Warum musste die Frau ausgerechnet heute ihr Geschäft überpünktlich verlassen? Für gewöhnlich machte sie sich noch einen Kaffee und räumte auf. Er wüsste zu gern, was sie zu der ungewöhnlichen Hast getrieben hatte. Vermutlich würde er das nie erfahren und eigentlich kümmerte ihn das auch nicht. Wenn er in sich hineinhorchte, stellte er fest, dass er die Sache entspannt sah. Morgen war auch noch ein Tag.
Genieße deine vierundzwanzig geschenkten Stunden, Mädchen!
Gerade als er das Kosmetikstudio verlassen wollte, fiel ihm im letzten Moment ein, dass Frau Schubert ihn gehört haben könnte. Es war nicht erforderlich, ihr Misstrauen zu wecken. Unnötiges Grübeln gräbt Falten in die Haut und schadet dem guten Aussehen und schließlich wusste er, mit welcher Sorgfalt die Kosmetikerin ihr Äußeres pflegte.
Über seinen Witz grinsend, nahm er eine Tüte mit Kosmetikpads aus einem offenstehenden Schrankfach und ließ sie zu Boden fallen.
Das gelegentliche Rascheln, das sich bei seiner Arbeit trotz größter Vorsicht nicht vermeiden ließ, war ein Ärgernis. Aber eine andere Möglichkeit, sauber und diskret zu arbeiten, sah er nicht.
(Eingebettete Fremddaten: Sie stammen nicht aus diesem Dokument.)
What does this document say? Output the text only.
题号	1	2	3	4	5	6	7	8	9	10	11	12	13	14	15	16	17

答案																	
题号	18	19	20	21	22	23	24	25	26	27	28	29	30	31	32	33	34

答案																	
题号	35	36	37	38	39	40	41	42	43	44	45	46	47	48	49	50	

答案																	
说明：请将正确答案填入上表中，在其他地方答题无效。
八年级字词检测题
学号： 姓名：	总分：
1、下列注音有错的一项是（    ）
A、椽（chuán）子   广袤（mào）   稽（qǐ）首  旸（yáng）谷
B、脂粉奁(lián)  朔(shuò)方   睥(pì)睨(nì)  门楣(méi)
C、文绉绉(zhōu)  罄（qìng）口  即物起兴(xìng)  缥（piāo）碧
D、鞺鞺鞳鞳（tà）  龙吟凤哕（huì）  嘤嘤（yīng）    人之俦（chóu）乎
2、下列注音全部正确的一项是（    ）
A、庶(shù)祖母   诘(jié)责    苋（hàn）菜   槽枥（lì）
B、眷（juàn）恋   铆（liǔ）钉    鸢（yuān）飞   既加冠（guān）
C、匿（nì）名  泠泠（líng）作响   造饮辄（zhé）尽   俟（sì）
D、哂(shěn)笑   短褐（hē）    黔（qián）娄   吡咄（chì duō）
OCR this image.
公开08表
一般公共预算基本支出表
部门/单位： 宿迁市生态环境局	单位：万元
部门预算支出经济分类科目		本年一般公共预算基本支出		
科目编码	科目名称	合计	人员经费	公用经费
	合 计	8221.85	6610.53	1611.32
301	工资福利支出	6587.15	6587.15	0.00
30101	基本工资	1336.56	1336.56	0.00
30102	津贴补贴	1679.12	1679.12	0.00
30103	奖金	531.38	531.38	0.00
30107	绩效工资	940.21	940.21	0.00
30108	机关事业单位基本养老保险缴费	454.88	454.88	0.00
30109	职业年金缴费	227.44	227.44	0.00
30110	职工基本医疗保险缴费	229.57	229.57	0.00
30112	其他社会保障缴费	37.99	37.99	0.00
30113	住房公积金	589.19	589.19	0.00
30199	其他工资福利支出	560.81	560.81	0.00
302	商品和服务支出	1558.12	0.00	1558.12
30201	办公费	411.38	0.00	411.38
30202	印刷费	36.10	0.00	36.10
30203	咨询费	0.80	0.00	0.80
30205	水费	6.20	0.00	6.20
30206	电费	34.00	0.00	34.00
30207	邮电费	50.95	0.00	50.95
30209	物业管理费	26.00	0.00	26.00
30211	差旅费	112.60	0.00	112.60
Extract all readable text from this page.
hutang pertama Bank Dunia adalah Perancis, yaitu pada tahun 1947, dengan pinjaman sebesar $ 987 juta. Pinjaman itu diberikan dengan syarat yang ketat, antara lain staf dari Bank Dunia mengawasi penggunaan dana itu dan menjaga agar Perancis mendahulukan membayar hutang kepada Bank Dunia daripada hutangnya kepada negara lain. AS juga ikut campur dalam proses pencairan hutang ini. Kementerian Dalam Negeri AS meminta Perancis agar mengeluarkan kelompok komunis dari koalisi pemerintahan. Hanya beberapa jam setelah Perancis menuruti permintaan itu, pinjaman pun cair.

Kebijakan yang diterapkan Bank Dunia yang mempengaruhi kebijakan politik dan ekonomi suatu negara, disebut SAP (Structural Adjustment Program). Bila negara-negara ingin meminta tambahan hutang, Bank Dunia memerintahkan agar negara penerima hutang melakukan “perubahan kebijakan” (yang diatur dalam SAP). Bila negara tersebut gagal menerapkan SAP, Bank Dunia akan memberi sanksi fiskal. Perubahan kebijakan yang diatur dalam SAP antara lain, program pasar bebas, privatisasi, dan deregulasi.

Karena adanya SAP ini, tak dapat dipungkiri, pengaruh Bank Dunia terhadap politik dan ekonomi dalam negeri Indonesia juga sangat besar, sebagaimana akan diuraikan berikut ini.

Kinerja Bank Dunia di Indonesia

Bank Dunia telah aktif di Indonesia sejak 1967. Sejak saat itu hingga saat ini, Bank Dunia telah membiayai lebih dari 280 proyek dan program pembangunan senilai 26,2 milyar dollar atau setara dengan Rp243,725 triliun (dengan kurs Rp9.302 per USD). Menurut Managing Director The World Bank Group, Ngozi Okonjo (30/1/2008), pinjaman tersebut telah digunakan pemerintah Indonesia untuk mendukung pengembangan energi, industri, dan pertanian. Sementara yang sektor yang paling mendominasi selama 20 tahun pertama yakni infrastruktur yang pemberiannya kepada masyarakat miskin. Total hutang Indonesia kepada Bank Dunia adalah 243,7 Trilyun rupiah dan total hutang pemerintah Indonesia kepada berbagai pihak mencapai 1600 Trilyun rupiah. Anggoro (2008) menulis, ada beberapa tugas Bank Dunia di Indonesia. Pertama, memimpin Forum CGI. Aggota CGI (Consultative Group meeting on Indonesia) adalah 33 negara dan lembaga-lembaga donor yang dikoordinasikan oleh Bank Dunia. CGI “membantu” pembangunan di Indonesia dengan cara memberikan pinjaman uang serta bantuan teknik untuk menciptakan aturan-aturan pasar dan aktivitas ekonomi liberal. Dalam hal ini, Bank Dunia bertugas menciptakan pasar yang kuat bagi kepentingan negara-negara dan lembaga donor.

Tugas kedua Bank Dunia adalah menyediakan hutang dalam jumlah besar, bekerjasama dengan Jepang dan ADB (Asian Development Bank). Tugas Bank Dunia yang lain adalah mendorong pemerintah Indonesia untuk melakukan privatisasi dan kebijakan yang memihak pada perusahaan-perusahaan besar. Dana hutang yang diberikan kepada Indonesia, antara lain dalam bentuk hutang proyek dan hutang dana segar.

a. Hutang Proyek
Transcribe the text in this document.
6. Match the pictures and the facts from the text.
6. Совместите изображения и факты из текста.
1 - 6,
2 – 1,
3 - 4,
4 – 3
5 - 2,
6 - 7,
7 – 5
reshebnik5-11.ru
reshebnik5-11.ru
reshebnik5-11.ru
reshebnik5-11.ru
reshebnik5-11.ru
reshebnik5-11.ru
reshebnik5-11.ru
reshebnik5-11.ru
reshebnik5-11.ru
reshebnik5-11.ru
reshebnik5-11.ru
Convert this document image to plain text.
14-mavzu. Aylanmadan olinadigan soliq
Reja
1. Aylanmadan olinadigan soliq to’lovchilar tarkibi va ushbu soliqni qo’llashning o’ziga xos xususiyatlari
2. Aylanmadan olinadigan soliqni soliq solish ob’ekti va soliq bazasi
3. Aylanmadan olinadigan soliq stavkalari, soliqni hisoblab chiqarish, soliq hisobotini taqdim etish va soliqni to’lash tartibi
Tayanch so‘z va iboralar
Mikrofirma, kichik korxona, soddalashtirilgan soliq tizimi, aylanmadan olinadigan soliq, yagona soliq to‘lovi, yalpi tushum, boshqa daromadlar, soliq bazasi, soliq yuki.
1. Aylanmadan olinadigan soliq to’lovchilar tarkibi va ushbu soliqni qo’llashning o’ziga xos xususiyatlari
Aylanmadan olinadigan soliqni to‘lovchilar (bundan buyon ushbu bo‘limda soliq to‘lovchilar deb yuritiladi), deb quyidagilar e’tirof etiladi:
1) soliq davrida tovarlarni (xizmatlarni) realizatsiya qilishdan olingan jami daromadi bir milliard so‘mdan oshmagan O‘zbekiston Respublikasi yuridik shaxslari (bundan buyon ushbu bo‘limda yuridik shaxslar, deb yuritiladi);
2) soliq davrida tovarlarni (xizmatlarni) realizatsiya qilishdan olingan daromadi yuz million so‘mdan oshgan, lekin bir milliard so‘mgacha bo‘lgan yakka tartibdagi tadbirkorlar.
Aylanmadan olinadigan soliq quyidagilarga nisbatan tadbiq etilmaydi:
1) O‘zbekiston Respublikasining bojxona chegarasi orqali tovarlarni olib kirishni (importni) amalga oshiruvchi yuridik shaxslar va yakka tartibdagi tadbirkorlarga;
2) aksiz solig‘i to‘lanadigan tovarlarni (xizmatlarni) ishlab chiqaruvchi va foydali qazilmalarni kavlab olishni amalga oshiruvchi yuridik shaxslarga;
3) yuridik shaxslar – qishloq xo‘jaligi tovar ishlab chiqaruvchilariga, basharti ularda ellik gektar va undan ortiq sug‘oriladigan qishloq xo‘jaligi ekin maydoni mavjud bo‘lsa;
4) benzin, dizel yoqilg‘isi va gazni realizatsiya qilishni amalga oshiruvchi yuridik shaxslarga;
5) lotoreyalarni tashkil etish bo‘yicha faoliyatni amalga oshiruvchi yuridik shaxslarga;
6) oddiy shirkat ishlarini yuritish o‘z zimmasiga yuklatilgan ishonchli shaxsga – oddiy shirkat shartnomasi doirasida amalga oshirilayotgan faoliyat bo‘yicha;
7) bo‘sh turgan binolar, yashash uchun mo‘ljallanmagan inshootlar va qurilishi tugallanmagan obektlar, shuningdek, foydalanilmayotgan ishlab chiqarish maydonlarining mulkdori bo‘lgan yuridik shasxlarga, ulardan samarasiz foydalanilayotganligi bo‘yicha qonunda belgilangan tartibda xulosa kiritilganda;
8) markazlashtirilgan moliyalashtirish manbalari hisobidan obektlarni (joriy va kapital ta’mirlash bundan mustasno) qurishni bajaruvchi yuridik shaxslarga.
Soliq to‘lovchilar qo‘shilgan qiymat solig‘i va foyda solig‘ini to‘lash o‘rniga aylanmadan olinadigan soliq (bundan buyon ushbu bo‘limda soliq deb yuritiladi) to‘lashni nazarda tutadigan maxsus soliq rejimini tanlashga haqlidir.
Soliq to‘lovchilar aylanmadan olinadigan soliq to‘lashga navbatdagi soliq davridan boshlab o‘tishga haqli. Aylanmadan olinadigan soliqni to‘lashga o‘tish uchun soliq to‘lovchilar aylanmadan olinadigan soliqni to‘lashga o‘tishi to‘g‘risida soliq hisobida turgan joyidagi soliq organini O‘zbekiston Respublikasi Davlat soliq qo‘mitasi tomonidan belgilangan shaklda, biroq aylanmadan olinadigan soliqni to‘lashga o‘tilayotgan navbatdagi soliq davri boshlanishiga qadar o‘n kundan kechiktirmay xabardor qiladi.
Nach einem letzten prüfenden Blick, dass er auch keine Spuren hinterließ, verließ er das Studio durch die Hintertür, durch die er es zuvor betreten hatte. Dabei versäumte er es nicht, den Schlüssel zweimal im Schloss umzudrehen. Genauso, wie es Frau Schubert stets tat.